Dec 2012 - April 2013: Rev E in production with no design changes, just minor board layout fixes. Here's the Rev D and E Support page.

Added a 2nd pair of holes for the supercapacitor to allow using parts on 0.4" centers instead of the 0.2" centers at present. parts on 0.4" centers are easier to find.

Removed a speck from a trace on the DB25 connector. It did no harm, but removing it increases spacing in one spot.

Aug 2012: Rev D boards in production. Here's the Rev D and E Support page. Lee Hart reported: "A customer reported a couple bugs in rev.D."

1. The board itself has an extra trace between DB25 connector pins 1-2. It doesn't cause a short, but it's close. A little extra solder on pin 1 and it could short. I will be grinding off that extra trace with a Dremel moto-tool on existing stock [sold].

2. Note 4 on the schematic said all toggle switches should be UP to use the DB25 with a PC. Switch S8 should be DOWN. I just fixed the note on the schematic.

3. There are a couple updates needed to the "cheat sheet" for rev.D. DB25 connector J2 pins 18 and 22-25 have changed. [Later Lee reported: "There are jumpers to bring out all 8 bits of the I/O port on the 25-pin D-connector, or to use the D-connector for power and serial I/O."]

June 2012: Rev.D board: Changed R1 back to 1meg. Changed R2 to 5.6k (for wider clock frequency range). Added D12 (so power is available on DB25 connector J2). Added R14 (to use J2 pin 1 for serial input). Added jumpers A/B, Q0, Q1, Q2, and Q2 (to use J2 for general purpose I/O instead of PC parallel I/O). The holes for the toggle switches are smaller than the Rev C card, to accomodate PC mount pins not solder-loop.

Apr 2012: R1 changed from 500k to 1meg (ran out of the 500k pots).

Mar 2012: If you look in the picture in the rev C manual, you'll see that my Membership Card has clear (instead of red) LEDs. Those are blue LEDs. I also changed the 1k series resistor network to 3.3k, as they are *way* too bright [and consume too much power] at 1k. :-)

Feb 2012: Lee Hart constructed a graphic of how the "elves" run the 1802. Lee also constructed some Membership Card operating notes and an 1802 instruction set summary. These can be printed and stored in the Altoid case. Here's the operating guide PDF

Jan 6 2012: Here's a Tech Note about stacking two Rev C CPU boards, to double-up the RAM or ROM and also double the I/O. Rev D now makes that easier to do.

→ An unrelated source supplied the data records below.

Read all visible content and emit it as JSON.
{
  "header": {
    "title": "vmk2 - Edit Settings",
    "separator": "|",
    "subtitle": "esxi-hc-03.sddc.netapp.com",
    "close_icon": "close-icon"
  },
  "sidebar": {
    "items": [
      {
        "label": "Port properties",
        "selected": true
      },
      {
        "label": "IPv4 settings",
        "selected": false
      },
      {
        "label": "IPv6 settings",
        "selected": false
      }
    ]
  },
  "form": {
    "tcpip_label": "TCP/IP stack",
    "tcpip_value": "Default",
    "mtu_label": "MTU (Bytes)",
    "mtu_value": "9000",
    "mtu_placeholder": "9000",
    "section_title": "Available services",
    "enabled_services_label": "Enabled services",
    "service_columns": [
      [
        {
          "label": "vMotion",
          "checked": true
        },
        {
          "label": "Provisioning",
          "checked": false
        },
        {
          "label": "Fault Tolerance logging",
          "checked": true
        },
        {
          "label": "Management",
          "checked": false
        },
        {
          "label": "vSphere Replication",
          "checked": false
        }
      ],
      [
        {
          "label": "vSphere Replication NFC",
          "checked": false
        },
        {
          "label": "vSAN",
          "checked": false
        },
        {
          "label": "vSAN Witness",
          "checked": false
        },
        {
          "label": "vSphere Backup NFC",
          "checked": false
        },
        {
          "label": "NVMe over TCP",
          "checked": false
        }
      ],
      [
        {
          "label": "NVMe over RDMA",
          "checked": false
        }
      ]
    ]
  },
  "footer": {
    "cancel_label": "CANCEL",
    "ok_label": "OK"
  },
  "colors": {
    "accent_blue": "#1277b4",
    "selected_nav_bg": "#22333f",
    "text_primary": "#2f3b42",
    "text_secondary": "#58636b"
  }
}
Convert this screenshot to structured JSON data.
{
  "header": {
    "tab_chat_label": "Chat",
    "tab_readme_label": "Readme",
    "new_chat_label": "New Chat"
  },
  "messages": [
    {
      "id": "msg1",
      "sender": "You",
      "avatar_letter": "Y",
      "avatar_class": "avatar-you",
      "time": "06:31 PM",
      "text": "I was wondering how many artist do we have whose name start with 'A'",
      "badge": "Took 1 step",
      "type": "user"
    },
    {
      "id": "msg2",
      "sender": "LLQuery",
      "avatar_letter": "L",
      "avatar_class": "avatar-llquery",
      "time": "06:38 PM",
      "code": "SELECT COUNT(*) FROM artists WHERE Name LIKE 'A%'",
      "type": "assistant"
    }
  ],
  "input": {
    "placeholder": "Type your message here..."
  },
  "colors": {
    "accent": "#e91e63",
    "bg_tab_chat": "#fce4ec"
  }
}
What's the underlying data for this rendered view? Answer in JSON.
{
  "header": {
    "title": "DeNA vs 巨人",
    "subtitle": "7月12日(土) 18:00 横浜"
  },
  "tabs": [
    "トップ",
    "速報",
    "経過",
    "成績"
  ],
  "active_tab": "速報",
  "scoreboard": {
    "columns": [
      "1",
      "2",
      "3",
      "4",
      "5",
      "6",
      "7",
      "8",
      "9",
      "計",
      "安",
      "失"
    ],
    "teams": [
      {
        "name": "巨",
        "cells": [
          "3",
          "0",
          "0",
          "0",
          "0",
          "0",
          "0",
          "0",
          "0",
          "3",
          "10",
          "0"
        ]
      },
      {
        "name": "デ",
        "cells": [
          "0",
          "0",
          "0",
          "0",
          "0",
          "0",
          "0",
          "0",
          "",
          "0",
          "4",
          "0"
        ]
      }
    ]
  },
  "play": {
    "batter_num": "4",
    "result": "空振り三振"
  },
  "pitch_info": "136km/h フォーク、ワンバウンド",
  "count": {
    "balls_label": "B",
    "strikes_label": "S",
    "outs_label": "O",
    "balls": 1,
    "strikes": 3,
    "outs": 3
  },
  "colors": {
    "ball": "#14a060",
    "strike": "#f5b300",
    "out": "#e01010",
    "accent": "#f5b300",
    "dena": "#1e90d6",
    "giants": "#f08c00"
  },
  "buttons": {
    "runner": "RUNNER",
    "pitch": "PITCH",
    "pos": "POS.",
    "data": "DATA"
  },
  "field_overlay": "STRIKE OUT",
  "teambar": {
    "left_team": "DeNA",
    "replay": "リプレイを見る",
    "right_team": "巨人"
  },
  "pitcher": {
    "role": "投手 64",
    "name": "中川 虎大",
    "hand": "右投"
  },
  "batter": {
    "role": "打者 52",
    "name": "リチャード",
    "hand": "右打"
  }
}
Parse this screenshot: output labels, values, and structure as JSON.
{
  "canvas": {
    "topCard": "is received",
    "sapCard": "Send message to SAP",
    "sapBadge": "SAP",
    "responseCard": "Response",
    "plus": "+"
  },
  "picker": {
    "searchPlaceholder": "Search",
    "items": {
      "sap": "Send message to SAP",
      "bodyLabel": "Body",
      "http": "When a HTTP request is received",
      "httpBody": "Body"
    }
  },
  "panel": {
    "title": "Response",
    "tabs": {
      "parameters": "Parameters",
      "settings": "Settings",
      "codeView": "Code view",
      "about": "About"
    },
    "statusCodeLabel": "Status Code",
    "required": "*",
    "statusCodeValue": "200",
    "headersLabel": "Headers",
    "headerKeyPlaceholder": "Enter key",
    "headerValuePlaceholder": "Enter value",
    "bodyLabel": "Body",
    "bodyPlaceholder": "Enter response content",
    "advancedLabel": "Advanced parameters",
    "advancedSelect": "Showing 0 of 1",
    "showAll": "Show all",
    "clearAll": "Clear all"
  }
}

Aug 2011: Rev C kit in production. Changes from Rev B to Rev C are informative. They are listed in the rev C manual, and on the Rev C support Web page. Here's the Rev C schematic .JPG.

Rev B, A, initial design

2011: Some notes and comments about Membership card Rev B upgrades.

2010:Here's a Rev B Tech Note about drilling the Altoids can, the use of pin sockets, and other mechanical issues.

Sept 2010 - July 2011: Rev B kit was available. Here's the Rev B support Web page.

May - Aug 2010: Rev A prototypes distributed and constructed.

2005-2009 development history: See the Membership Card early development page for years of discussion about the 1802 Membership Card design, and the philosophy behind it; up to the first products.

30 years ago, Lee developed an 1802 single board computer called BASYS. Look at the BASYS manual for hardware interface suggestions for the Membership Card.